Rotate factor loadings

Syntax

B = rotatefactors(A)
B = rotatefactors(A,'Method','orthomax','Coeff',gamma)
B = rotatefactors(A,'Method','procrustes','Target',target)
B = rotatefactors(A,'Method','pattern','Target',target)
B = rotatefactors(A,'Method','promax')
[B,T] = rotatefactors(A,...)

Description

B = rotatefactors(A) rotates the d-by-m loadings matrix A to maximize the varimax criterion, and returns the result in B. Rows of A and B correspond to variables and columns correspond to factors, for example, the (i, j)th element of A is the coefficient for the ith variable on the jth factor. The matrix A usually contains principal component coefficients created with pca or pcacov, or factor loadings estimated with factoran.

B = rotatefactors(A,'Method','orthomax','Coeff',gamma) rotates A to maximize the orthomax criterion with the coefficient gamma, i.e., B is the orthogonal rotation of A that maximizes

sum(D*sum(B.^4,1) - GAMMA*sum(B.^2,1).^2)

The default value of 1 for gamma corresponds to varimax rotation. Other possibilities include gamma = 0, m/2, and d(m - 1)/(d + m - 2), corresponding to quartimax, equamax, and parsimax. You can also supply 'varimax', 'quartimax', 'equamax', or 'parsimax' for the 'method' parameter and omit the 'Coeff' parameter.

If 'Method' is 'orthomax', 'varimax', 'quartimax', 'equamax', or 'parsimax', then additional parameters are

  • 'Normalize' — Flag indicating whether the loadings matrix should be row-normalized for rotation. If 'on' (the default), rows of A are normalized prior to rotation to have unit Euclidean norm, and unnormalized after rotation. If 'off', the raw loadings are rotated and returned.

  • 'Reltol' — Relative convergence tolerance in the iterative algorithm used to find T. The default is sqrt(eps).

  • 'Maxit' — Iteration limit in the iterative algorithm used to find T. The default is 250.

B = rotatefactors(A,'Method','procrustes','Target',target) performs an oblique procrustes rotation of A to the d-by-m target loadings matrix target.

B = rotatefactors(A,'Method','pattern','Target',target) performs an oblique rotation of the loadings matrix A to the d-by-m target pattern matrix target, and returns the result in B. target defines the "restricted" elements of B, i.e., elements of B corresponding to zero elements of target are constrained to have small magnitude, while elements of B corresponding to nonzero elements of target are allowed to take on any magnitude.
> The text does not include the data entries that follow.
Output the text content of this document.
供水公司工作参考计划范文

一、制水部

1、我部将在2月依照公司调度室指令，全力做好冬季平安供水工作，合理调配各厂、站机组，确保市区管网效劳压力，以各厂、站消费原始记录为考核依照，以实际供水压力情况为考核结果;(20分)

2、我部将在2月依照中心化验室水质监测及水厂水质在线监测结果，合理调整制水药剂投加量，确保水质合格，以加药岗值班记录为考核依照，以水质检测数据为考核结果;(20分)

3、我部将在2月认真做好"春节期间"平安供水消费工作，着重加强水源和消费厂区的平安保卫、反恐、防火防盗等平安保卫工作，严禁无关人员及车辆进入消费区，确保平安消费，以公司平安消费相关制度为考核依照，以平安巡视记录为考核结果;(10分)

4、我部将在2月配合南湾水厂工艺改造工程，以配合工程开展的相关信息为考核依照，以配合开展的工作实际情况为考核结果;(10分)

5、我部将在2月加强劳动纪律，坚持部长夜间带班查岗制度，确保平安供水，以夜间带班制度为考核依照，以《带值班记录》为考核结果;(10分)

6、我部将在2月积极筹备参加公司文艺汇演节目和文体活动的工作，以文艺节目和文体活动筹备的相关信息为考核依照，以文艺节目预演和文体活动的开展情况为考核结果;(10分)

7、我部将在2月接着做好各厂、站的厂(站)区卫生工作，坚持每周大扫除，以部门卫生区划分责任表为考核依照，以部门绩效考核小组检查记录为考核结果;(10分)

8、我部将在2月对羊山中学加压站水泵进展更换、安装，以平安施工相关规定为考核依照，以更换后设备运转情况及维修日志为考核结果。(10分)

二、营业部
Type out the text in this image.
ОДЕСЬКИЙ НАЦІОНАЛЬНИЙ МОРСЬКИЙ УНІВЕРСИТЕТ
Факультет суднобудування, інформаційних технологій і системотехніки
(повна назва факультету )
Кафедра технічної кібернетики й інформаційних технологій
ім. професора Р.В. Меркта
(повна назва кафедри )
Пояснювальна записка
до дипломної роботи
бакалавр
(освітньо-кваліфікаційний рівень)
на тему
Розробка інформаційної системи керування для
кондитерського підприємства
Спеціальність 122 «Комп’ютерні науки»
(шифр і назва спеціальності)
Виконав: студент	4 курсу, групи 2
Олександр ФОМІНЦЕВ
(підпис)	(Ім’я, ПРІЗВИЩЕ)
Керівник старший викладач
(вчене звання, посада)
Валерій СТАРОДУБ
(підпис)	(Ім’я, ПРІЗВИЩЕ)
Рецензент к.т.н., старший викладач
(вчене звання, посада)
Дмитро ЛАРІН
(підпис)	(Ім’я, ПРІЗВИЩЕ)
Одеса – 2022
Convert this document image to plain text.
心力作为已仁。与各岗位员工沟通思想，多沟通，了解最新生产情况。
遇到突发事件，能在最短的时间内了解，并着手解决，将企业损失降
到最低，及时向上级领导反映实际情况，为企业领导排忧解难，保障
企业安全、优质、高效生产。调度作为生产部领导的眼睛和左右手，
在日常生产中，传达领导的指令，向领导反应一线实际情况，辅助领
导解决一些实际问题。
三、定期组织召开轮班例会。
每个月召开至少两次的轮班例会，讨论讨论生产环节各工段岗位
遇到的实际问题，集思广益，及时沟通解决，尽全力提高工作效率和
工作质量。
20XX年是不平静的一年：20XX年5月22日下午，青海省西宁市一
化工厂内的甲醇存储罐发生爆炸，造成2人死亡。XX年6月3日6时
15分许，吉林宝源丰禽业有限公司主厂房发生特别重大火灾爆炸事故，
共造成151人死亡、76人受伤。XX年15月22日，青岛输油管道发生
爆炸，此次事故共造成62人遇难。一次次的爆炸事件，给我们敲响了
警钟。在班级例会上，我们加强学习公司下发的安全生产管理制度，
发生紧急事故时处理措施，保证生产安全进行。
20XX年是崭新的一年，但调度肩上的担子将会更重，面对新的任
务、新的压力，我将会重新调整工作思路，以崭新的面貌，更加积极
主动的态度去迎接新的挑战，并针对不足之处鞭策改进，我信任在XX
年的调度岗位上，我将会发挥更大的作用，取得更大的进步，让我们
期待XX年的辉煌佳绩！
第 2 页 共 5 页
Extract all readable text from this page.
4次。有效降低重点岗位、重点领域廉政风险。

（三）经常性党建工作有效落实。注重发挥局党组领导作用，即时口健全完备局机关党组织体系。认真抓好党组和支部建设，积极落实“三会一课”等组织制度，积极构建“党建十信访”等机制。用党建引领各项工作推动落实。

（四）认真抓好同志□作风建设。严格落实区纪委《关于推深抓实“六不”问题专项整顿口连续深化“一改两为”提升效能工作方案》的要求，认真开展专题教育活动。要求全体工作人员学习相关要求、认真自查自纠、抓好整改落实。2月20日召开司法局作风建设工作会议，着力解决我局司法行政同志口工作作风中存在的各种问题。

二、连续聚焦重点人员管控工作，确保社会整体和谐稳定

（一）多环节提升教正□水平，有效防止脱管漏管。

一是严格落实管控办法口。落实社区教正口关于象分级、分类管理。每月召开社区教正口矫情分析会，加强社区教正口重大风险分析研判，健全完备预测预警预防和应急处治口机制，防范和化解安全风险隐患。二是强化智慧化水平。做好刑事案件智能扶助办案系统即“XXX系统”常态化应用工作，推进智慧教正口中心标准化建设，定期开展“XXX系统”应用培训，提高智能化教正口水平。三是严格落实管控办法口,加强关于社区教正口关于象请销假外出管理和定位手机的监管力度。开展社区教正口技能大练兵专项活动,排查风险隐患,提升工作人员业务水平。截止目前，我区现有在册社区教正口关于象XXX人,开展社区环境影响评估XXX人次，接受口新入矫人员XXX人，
If 'Method' is 'procrustes' or 'pattern', an additional parameter is 'Type', the type of rotation. If 'Type' is 'orthogonal', the rotation is orthogonal, and the factors remain uncorrelated. If 'Type' is 'oblique' (the default), the rotation is oblique, and the rotated factors might be correlated.

When 'Method' is 'pattern', there are restrictions on target. If A has m columns, then for orthogonal rotation, the jth column of target must contain at least m - j zeros. For oblique rotation, each column of target must contain at least m - 1 zeros.

B = rotatefactors(A,'Method','promax') rotates A to maximize the promax criterion, equivalent to an oblique Procrustes rotation with a target created by an orthomax rotation. Use the four orthomax parameters to control the orthomax rotation used internally by promax.

An additional parameter for 'promax' is 'Power', the exponent for creating promax target matrix. 'Power' must be 1 or greater. The default is 4.

[B,T] = rotatefactors(A,...) returns the rotation matrix T used to create B, that is, B = A*T. You can find the correlation matrix of the rotated factors by using inv(T'*T). For orthogonal rotation, this is the identity matrix, while for oblique rotation, it has unit diagonal elements but nonzero off-diagonal elements.

Examples

rng('default') % for reproducibility
X = randn(100,10);

% Default (normalized varimax) rotation:
% first three principal components.
LPC = pca(X);
[L1,T] = rotatefactors(LPC(:,1:3));
 
% Equamax rotation:
% first three principal components.
[L2,T] = rotatefactors(LPC(:,1:3),...
                       'method','equamax');
 
% Promax rotation:
% first three factors.
LFA = factoran(X,3,'Rotate','none');
[L3,T] = rotatefactors(LFA(:,1:3),...
                       'method','promax',...
                       'power',2);
 
% Pattern rotation:
% first three factors.
Tgt = [1 1 1 1 1 0 1 0 1 1; ...
       0 0 0 1 1 1 0 0 0 0; ...
       1 0 0 1 0 1 1 1 1 0]';
[L4,T] = rotatefactors(LFA(:,1:3),...
                       'method','pattern',...
                       'target',Tgt);
inv(T'*T) % Correlation matrix of the rotated factors
ans =

    1.0000   -0.9593   -0.7098
   -0.9593    1.0000    0.5938
   -0.7098    0.5938    1.0000

References

[1] Harman, H. H. Modern Factor Analysis. 3rd ed. Chicago: University of Chicago Press, 1976.

[2] Lawley, D. N., and A. E. Maxwell. Factor Analysis as a Statistical Method. 2nd ed. New York: American Elsevier Publishing, 1971.